Given first order moving average
$$ x(n) = e(n) + ce(n-1) $$
where $e(n)$ is a sequence of Gaussian random variables with zero mean and unit variance which are independent of each other, and $c$ is a weighting constant in the interval $ \,\, 0 < c \le 1$.

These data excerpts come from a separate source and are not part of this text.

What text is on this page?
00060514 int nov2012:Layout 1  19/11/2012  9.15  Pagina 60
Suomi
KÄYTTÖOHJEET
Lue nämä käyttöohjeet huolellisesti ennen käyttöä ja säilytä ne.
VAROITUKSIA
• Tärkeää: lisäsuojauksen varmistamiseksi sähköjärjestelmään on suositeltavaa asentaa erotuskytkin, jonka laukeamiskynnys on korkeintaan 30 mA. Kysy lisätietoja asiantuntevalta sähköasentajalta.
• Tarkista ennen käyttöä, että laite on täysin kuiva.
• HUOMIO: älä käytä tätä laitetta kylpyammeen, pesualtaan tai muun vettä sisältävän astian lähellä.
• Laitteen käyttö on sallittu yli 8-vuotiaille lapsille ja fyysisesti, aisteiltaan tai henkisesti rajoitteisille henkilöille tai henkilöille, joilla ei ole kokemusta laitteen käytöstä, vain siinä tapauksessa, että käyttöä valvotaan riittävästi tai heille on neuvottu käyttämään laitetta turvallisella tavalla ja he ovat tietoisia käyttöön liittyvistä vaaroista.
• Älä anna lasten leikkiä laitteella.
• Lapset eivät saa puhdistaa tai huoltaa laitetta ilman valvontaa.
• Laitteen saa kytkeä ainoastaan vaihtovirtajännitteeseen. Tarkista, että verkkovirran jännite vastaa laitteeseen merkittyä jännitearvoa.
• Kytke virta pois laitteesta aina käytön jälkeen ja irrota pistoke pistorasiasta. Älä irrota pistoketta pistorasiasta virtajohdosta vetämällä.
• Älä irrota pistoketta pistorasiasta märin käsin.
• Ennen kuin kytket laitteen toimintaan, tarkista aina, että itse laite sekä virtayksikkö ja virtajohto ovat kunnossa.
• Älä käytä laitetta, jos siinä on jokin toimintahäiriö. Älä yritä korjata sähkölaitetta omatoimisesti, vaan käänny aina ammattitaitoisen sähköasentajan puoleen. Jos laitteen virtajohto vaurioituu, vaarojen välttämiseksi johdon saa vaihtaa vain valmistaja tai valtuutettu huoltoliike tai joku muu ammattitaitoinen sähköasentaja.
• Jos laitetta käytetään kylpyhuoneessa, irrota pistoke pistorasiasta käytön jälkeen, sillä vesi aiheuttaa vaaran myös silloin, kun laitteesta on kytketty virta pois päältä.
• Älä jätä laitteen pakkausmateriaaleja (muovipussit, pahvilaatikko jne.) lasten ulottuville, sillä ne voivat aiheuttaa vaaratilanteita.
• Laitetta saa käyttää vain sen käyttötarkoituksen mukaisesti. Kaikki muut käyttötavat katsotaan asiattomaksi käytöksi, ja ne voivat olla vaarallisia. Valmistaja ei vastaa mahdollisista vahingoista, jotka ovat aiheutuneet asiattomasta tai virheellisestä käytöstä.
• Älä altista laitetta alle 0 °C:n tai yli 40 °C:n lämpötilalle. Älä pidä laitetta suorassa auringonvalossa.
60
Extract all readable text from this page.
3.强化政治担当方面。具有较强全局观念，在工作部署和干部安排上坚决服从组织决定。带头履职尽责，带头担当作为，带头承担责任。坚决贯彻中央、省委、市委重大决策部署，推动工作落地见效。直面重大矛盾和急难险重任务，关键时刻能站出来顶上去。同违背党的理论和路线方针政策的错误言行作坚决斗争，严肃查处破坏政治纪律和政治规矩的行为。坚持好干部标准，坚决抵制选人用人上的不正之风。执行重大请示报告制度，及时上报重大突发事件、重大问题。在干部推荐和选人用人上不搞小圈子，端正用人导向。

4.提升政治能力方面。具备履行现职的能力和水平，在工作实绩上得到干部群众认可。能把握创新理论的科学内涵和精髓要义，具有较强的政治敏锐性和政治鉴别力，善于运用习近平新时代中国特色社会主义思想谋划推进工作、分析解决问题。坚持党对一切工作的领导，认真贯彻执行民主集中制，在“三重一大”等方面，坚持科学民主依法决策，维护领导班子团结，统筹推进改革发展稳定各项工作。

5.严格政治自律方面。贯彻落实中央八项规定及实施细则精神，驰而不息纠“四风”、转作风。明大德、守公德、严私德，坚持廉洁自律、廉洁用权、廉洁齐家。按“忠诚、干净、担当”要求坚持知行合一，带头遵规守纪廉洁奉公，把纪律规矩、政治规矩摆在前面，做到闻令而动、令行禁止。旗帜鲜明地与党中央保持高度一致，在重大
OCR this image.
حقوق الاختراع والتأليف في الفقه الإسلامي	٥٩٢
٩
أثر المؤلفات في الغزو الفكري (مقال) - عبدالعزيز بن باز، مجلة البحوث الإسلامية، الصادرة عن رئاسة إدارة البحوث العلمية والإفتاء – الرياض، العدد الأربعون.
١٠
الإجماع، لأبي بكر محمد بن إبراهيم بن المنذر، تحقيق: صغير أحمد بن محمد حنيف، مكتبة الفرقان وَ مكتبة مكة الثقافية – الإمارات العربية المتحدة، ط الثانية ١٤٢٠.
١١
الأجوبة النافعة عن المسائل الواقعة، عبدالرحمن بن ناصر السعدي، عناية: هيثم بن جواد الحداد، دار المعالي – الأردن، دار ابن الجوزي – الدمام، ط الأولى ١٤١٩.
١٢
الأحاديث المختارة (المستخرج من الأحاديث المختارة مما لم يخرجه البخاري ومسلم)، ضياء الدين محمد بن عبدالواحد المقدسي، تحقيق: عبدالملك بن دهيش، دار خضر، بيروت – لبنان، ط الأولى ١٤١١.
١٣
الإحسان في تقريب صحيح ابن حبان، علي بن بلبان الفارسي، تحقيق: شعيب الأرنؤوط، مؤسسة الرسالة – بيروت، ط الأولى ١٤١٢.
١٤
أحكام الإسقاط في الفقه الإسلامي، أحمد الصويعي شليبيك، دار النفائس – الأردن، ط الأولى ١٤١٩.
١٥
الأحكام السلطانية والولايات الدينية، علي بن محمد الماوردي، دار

Under these conditions, is $x(n)$ a Markov process?
I tried starting from previous equations
$$ \begin{array}{lcl} x(n-2) & = & e(n-2) & + & c\,e(n-3) \\ x(n-1) & = & e(n-1) & + & c\,e(n-2) \\ x(n) & = & e(n) & + & c\,e(n-1) \\ \end{array} $$
Looking at these equations I intuitively write
$$ f\Big(x(n) \, | \, x(n-1)\Big) = f\Big(x(n) \, | \, x(n-1), x(n-2)\Big) $$
because $x(n)$ is totally independent of $x(n-2)$. But I can't express this idea in Mathematical language.
To compute the distribution of $x_n$ conditionally on $\mathcal G_{n-1}=\sigma(x_{n-1})$, one proceed as follows. First, note that $x_n=e_n+cx_{n-1}-c^2e_{n-2}$, where $x_{n-1}$ is $\mathcal G_{n-1}$ measurable and $e_n$ is independent of $\mathcal G_{n-1}\vee\sigma(e_{n-2})$. To deal with the $e_{n-2}$ part, note that $(e_{n-2},x_{n-1})$ is gaussian hence $e_{n-2}=\alpha x_{n-1}+\beta y_{n-1}$ for some $\alpha$ and $\beta$ and some gaussian random variable $y_{n-1}$ independent of $\mathcal G_{n-1}$. To identify $\alpha$, $\beta$ and $y_{n-1}$, note that $x_{n-1}=e_{n-1}+ce_{n-2}$ and $y_{n-1}=ce_{n-1}-e_{n-2}$ are independent and that $e_{n-2}=\alpha x_{n-1}+\beta y_{n-1}$ for $\alpha=c/1+c^2$ and $\beta=-1/(1+c^2)$. Thus, conditionally on $\mathcal G_{n-1}$, $e_{n-2}$ is gaussian with mean $\alpha x_{n-1}$ and variance $\beta^2\mathrm{var}(y_{n-1})=1/(1+c^2)$.
Finally, the decomposition $x_n=(c-c^2\alpha)x_{n-1}+(e_n-c^2\beta y_{n-1})$ indicates that $x_n=(c/(1+c^2))x_{n-1}+z_n$ where $z_n$ is gaussian, independent of $x_{n-1}$, centered with variance $\sigma^2=1+c^4\beta^2\mathrm{var}(y_{n-1})=(1+c^2+c^4)/(1+c^2)$. Thus, the distribution of $x_n$ conditionally on $\mathcal G_{n-1}$ is gaussian with mean $(c/(1+c^2))x_{n-1}$ and variance $\sigma^2$.
To compute the distribution of $x_n$ conditionally on $\mathcal H_{n-1}=\sigma(x_{n-1},x_{n-2})$, one proceeds as above. The result is that $x_n=\gamma x_{n-1}+\delta x_{n-2}+t_n$ for some $\gamma$ and $\delta$ and some gaussian random variable $t_n$ independent of $\mathcal H_{n-1}$. Thus, the distribution of $x_n$ conditionally on $\mathcal H_{n-1}$ is gaussian with mean $\gamma x_{n-1}+\delta x_{n-2}$ and variance $\tau^2=1+c^2-\gamma^2-\delta^2-2c\gamma\delta$. Since $\delta\ne0$, the distributions of $x_n$ conditionally on $\mathcal G_{n-1}$ and $\mathcal H_{n-1}$ differ hence $(x_n)_n$ is not a Markov process.
The argument can be adapted to show that, for each $k\geqslant1$, $(x_n)$ is not Markov with memory $k$ either.